Eclipse DataEggs provides datasets related to the development of Eclipse projects, mainly for software practitionners and researchers.
The datasets include various pieces of data retrieved from the Eclipse forge: Mailing lists, Project development data, and AERI stacktraces, all in handy CSV and JSON formats. Each dataset comes with R Markdown documents describing its content and providing hints about how to use it. Examples provided mainly use the R statistical analysis software.
The datasets provided include:
- Mailing lists (full mboxes and csv extracts) hosted at the Eclipse forge with their documentation and examples.

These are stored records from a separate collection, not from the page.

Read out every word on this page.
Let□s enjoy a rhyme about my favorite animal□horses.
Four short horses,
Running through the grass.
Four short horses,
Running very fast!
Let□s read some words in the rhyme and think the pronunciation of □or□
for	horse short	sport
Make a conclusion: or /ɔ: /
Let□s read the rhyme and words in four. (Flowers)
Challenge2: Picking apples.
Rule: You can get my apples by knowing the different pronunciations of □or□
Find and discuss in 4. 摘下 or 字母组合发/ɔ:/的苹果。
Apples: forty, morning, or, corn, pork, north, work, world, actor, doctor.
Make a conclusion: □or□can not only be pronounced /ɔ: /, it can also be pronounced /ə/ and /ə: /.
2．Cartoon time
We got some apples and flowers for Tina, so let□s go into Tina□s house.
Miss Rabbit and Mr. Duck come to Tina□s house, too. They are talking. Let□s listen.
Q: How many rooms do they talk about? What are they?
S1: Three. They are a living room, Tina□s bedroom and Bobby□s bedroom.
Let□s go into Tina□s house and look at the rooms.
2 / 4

- AERI exception stacktraces (not updated anymore, historical data only) includes 2 datasets: problems (see documentation) and incidents (see documentation).
- Development data from Eclipse projects. Depending on data sources available for each project, the following information is provided:
- SCM (git).
- ITS (Bugzilla, GitHub issues, GitLab issues).
- CI (Jenkins).
- PMI checks.
- Stack Overflow statistics.
- Scancode analysis (executed on our server).
Privacy has been a major concern from the beginning. Once extracted, data is anonymised using data-anonymiser and published in the downloads section of the project. See our documentation for more details
All data related to projects is retrieved from the Eclipse Alambic instance at https://eclipse.alambic.io. Alambic is an open-source framework for development data extraction and processing, for more information see https://alambic.io.
All work on the Eclipse DataEggs project is handled transparently at https://gitlab.eclipse.org/eclipse/dataeggs/ .
We’re open: if you’d like to contribute, please join us! You can:
- Get the code and propose merge requests on the DataEggs repository.
- Should you have any problem, request or question, please fill an issue in the Eclipse GitLab project page.
All datasets are published under the Creative Commons BY-Attribution-Share Alike 4.0 (International).